Lütfi Albayrak

LÜTFİ ALBAYRAK

Uykudan önce bastıran düşünceler sarmalı

Eklenme Tarihi 30 Ekim 2025

Günün en sessiz, en huzurlu anı… Teoride.
Pratikte ise beynin "gece vardiyası" başlamak üzere.
Yastığa başını koyarsın, karanlık odada bir dinginlik hâkimdir.
Gözlerin ağırlaşır, uyku neredeyse seni bulmuştur ki… İçeriden o tanıdık ses gelir:
"Hazırsan, geçmişi tekrar yaşamaya başlıyoruz!" Ve başlar o meşhur sarmal.
Zihin, geceyi huzurlu geçirmek yerine geçmişle, gelecek kaygısıyla ve tamamen alakasız sorularla sabote etmeye kararlıdır.
İlk bölüm genellikle "utanç arşivi"dir:

- O gün öğretmene neden öyle cevap verdin?
- Neden yıllar önce o mesajı o şekilde attın?
- O sunumda niye öyle bir espri yaptın, kim güldü ki ona?
Tam bunlar biter, "gelecek endişeleri" bölümü açılır:
- Yarın sabah alarm çalacak mı?
- Ya işe geç kalırsam?
- Ya kimse beni anlamazsa?
- Ya elektrikler giderse ve ben şarj takmayı unuttuysam?

Beyin durmaz.
Bir sonraki sahnede ise konu bambaşka bir yere sıçrar:
"Acaba dinozorlar gerçekten tüy müydü?" "Evrenin sonu varsa, orada ne var?" "Ya karadelik aslında başka bir uykusuz beyinse?" İşte o an anlarsın: Sen uyumuyorsun, beynin stand-up yapıyor.
Konu konuyu açıyor, mantık tatilde.
Bir yandan da "Uyumam lazım" düşüncesi, stresin tuzu biberi oluyor.
Bir gözünü açarsın, saat 03:47.
Kapatırsın, 04:15.

Artık her dakika, uyku yarışında kaybedilen bir turdur.
Ve sonra klasik iç monolog gelir:
"Tamam, yarın erken yatacağım.
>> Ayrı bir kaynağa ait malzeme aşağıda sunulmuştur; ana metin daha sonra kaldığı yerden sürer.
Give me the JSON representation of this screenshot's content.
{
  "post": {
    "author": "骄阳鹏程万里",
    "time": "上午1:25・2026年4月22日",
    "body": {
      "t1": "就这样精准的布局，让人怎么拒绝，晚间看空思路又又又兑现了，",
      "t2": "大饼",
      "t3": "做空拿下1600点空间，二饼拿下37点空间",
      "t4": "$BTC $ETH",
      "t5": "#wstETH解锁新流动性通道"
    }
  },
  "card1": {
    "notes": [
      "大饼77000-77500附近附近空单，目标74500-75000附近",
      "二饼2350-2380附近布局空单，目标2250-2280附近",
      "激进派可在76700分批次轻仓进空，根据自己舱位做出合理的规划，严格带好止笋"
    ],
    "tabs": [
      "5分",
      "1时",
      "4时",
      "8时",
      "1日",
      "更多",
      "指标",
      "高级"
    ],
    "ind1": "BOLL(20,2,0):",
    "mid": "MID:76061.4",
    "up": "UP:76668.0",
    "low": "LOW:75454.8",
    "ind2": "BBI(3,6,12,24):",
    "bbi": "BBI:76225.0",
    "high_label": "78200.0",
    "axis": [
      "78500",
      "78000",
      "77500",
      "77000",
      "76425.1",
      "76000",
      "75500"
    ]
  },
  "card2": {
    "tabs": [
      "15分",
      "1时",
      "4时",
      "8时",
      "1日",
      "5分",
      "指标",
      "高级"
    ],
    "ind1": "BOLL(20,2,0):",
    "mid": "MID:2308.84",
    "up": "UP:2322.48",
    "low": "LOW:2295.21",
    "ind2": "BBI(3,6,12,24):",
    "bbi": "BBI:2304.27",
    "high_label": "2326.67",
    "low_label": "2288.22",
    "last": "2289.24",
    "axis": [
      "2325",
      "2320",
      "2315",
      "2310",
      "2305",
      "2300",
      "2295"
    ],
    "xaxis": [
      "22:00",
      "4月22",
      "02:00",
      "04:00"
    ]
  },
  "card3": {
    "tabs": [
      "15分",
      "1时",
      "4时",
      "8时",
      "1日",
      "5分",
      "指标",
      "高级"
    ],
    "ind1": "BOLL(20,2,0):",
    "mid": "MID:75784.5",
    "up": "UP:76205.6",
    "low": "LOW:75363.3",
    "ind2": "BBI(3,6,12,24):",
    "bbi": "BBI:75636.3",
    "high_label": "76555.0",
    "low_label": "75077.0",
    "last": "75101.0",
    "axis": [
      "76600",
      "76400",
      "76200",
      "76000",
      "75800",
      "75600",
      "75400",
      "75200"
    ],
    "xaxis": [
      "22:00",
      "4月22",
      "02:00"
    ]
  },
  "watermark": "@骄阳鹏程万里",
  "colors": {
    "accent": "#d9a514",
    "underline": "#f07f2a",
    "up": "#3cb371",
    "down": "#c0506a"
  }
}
Kesin." Sabah olunca ise gözlerin kan çanağı, kahve kupası elinde, hayat senden enerji talep eder.
Bir yandan işe yetişmeye çalışırken, bir yandan da içinden şu cümle geçer:
"Beynim, seninle konuşmamız lazım." Ama o konuşma hiçbir zaman olmaz.
Çünkü gece yeniden gelir.
Karanlık, sessizlik, yastık… Ve o ses yine fısıldar:
"Hoş geldin… Uykudan Önce Bastıran Düşünceler Sarmalı yeni bölümüyle karşında."